En matière de péréquation horizontale (art. 125 et 183 LFI pour 2011), il a été présenté à l’ensemble des membres du CFL les premières simulations de la Direction générale des collectivités locales. Ces projections ont été présentées à un groupe de travail sur la péréquation horizontale le 16 juin 2011 sur la base des états de notification provisoires (CVAE et DCRTP étant des données non territorialement connues à ce jour).

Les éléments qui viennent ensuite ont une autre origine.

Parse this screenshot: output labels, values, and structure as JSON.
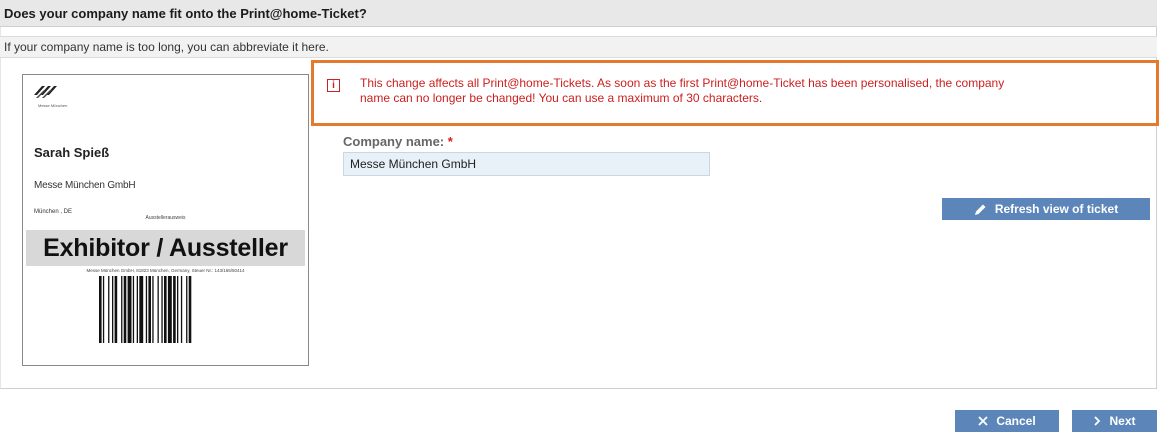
{
  "header": {
    "title": "Does your company name fit onto the Print@home-Ticket?"
  },
  "subheader": {
    "text": "If your company name is too long, you can abbreviate it here."
  },
  "notice": {
    "icon": "info-icon",
    "line1": "This change affects all Print@home-Tickets. As soon as the first Print@home-Ticket has been personalised, the company",
    "line2": "name can no longer be changed! You can use a maximum of 30 characters."
  },
  "ticket": {
    "logo_caption": "Messe München",
    "name": "Sarah Spieß",
    "company": "Messe München GmbH",
    "city": "München , DE",
    "pass_label": "Ausstellerausweis",
    "banner": "Exhibitor / Aussteller",
    "address": "Messe München GmbH, 81823 München, Germany, Steuer Nr.: 143/165/50414"
  },
  "form": {
    "company_label": "Company name:",
    "required_marker": "*",
    "company_value": "Messe München GmbH"
  },
  "buttons": {
    "refresh": "Refresh view of ticket",
    "cancel": "Cancel",
    "next": "Next"
  },
  "colors": {
    "accent": "#5c86b9",
    "notice_border": "#e37a2d",
    "notice_text": "#cc1f1f"
  }
}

La question de la prise en compte ou non des groupes démographiques a laissé une nouvelle fois entrevoir l’opposition franche entre les intérêts des différentes catégories de collectivités : ceux des métropoles, ceux des urbains et ceux des ruraux. Pour les agglomérations des villes moyennes, l’absence de prise en compte de strate serait relativement préférable au stade du prélèvement, compte tenu de la localisation des ressources fiscales sur le territoire.
Christian Pierret, ancien ministre, président de la Fédération des Maires des Villes Moyennes, maire de Saint-Dié-des-Vosges, a souligné l’ample dispersion des richesses et insisté pour que le potentiel financier soit le plus large possible.

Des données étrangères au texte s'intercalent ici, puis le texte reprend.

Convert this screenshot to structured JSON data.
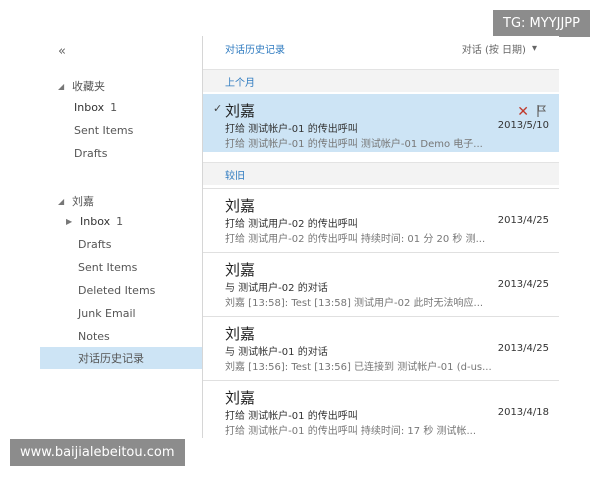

« Compte tenu de leur importance, la péréquation gagnerait à prendre en considération les droits de mutation à titre onéreux communaux ». (…) 
« Sur la question de l’élargissement du potentiel financier agrégé - qui prend en compte dans son assiette actuelle la taxe d’habitation, les taxes foncières, la CVAE, la CFE, la Tascom, la DCRTP, les redevances des mines, casino, eaux minérales, remontées mécaniques - les travaux de la DGCL montrent d’ailleurs que plus le potentiel financier est élargi à d’autres ressources plus la dispersion des écarts de richesse se réduit ». L’écart type est de 44 % au niveau de la moyenne nationale pour le potentiel financier agrégé de base et de 33 % dans l’hypothèse où l’ensemble des dotations (dotations forfaitaire, de péréquation, dotation d’intercommunalité) est pris en compte.
« Dans un contexte où les agglomérations moyennes vivent un déficit d’activité lié à l’industrie », le président de la FMVM a souligné que « les mécanismes de redistributions devraient dépasser l’opposition rural – urbain et davantage tenir compte des réalités des évolutions économiques ». Arsène Lux, maire de Verdun, a précisé pour sa part qu’il n’était pas non plus favorable à l’introduction de strates pour le prélèvement et que la question de la redistribution des ressources du Fonds national de péréquation, c’est-à-dire de l’évaluation respectives des charges, était un autre sujet à part entière.
Parmi les questions non abordées à ce jour, figurent encore de nombreux points :
- Le poids des évolutions de la carte intercommunale. Comment l’État va-t-il faire par exemple pour combler l’impact de l’extension des périmètres des communautés d’agglomérations sur les niveaux de DGF de cette catégorie d’EPCI ?
- D’autres questions techniques se posent et sont aussi importantes, comme la façon de faire « cohabiter » (ordre de prélèvement) le fond régional Ile-de-France (FSRIF) et le futur fonds national de péréquation ;
- Enfin, le sujet des critères de redistribution n’est guère avancé : parmi les critères débattus, un consensus semble en tout cas apparaître sur la prise en compte des revenus des ménages et de l’effort fiscal.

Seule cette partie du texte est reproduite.